Quando viene isolato come facciamo a dire che è uno preciso cioè per esempio che è E. Coli?
Si usano test microscopici questa votla a prtire dalla colonia isolata, per esempio posso valutare se la colonia del germe che ho isoltato è capsulata e sapere se per esempio sono davanti ad un ceppo di streptococcus pneumoniae oppure no può fare la differenza perchè un ceppo capsulato è patogeno e si può visualizzare con l'inchiostro di china o la nigrsosina, perchè appare rifrangente o i ltest del rigonfiamento capsulare con anticorpi specifici per la capsula.

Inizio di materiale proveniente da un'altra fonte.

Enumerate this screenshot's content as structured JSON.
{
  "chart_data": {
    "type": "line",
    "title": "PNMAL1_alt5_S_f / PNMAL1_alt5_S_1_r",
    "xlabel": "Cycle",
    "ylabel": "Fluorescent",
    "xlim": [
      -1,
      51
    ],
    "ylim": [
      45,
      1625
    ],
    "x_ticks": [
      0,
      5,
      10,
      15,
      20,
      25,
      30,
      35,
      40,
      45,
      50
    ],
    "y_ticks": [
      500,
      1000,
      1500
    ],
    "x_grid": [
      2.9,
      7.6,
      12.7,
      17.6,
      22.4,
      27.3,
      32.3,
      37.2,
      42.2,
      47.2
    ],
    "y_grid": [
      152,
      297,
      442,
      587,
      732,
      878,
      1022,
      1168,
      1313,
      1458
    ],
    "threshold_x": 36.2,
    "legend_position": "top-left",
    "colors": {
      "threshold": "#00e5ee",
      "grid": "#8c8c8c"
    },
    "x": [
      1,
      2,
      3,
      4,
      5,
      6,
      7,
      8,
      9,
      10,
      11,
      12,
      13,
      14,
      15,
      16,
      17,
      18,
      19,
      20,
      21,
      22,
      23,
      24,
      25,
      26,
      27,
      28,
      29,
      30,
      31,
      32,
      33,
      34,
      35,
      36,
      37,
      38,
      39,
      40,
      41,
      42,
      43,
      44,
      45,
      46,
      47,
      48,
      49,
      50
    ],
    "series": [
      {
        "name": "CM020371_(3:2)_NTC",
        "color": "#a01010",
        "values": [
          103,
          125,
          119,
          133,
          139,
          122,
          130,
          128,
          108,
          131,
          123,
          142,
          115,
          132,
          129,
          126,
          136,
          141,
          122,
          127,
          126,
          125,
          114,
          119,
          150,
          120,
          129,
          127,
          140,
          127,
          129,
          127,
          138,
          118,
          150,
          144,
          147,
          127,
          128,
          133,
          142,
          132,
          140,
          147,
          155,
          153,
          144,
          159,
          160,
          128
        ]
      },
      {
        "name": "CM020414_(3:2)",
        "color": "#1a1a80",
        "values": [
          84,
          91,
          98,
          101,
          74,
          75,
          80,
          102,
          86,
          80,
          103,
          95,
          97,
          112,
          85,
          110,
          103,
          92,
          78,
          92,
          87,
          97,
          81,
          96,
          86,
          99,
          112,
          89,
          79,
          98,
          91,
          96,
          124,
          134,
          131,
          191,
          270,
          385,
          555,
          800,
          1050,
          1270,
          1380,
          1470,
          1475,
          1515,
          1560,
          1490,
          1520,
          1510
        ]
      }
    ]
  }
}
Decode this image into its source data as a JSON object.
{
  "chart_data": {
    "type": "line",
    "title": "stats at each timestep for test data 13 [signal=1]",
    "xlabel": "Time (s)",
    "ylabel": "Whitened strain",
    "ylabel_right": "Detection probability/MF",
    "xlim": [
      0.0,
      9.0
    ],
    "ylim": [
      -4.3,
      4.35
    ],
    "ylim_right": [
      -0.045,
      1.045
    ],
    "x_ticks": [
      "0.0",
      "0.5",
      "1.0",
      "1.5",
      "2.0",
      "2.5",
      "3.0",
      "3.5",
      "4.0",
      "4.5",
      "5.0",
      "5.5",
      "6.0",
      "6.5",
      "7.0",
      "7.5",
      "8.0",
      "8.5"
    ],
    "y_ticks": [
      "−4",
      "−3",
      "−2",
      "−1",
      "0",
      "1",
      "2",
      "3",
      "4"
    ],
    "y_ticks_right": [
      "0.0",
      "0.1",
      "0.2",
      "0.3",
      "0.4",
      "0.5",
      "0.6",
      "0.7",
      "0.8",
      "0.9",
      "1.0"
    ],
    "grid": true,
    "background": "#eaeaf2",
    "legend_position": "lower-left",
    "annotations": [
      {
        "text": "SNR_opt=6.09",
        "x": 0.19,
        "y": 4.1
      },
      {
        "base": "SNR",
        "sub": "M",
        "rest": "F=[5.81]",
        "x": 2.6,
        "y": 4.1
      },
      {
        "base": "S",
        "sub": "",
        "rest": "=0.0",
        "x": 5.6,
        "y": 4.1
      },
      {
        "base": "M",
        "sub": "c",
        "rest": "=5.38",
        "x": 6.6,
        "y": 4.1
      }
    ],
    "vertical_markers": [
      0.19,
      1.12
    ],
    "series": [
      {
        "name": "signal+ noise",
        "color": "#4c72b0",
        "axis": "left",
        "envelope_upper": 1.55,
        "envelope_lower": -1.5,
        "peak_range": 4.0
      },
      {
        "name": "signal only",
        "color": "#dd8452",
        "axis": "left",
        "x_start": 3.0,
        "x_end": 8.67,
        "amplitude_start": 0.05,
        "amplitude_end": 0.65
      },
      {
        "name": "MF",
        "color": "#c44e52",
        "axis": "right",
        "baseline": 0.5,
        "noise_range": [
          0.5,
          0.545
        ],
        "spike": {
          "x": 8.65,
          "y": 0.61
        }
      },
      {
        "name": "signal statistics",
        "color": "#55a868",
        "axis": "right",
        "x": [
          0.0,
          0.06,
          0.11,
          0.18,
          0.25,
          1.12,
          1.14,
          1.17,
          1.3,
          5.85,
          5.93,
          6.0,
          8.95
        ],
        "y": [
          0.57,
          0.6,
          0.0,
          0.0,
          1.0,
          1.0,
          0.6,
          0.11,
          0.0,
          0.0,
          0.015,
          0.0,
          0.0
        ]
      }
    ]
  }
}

Fondamentalmente l'identificazione si basa su test biochimici ovvero su valutare le proprietà che un batterio ha di assimilare vari zuccheri, se ha un meccanismo ossidativo o fermentativo, se produce determinati enzimi e di solito si fanno delle "gallerie" sono striscioline (API) con tanti pozzettini all'interno dei quali hanno disidratati sul fondo ogni pozzetto un substrato diverso aggiungendo una sospensione del ceppo che voglio analizzare ed in base al tipo di substrato analizzato secondo uno schema ben definito posso arrivare alla identificazione, ora ci sono delle card dispositivi miniaturizzati ancora più piccoli all'interno della quale ci sono vari micropozzetti e si colorano diversamente e messi dentro una macchina che analizza questi pozzetti ed in alcuni casi si arriva ad un'identificazione nel giro di 4 ore.
In alcuni casi si può effettuare identificazione tramite test sierologici diretti o indiretti ma di solito affianca e da informazioni aggiuntive però è sempre necessario effettuare isolamento del microrganismo.
Test molecolari
Se in 4 ore un test biochimico mi dà una corretta identificazione non devo effettuare test molecolari, però ci sono condizioni che richiedono la presenza di test molecolari per esempio per i ceppi che non si coltivano come il bacillo tubercolare che ci impiega 24 ore per replicarsi (cioè per ottenere due cellule ci mette 24 ore) e ci vogliono 4 settimane per una colonia se ho un paziente con tubercolosi ha bisogno prima di 4 settimane di sapere la risposta, si usa per diagnosi veloci per microrganismi lenti nel crescere e quelli che non si coltivano come il micobacterium lebbrae, è un parassita talmente obbligato che a meno che non ho un armadillo non posso far diagnosi se non con test molecolari e per microrganismi coltivabili solo con tecniche di coltura sofisticate e vuol dire fare qualcosa di più che seminare su agar come crescere in linee cellulari per esempio il principale agente eziologico delle infezioni sessualmente trasmesse cioè la clamidia che è un parassita metabolico che ha bisogno di sfruttare l'apaprato della cellula ospite per produrre ATP e replicarsi.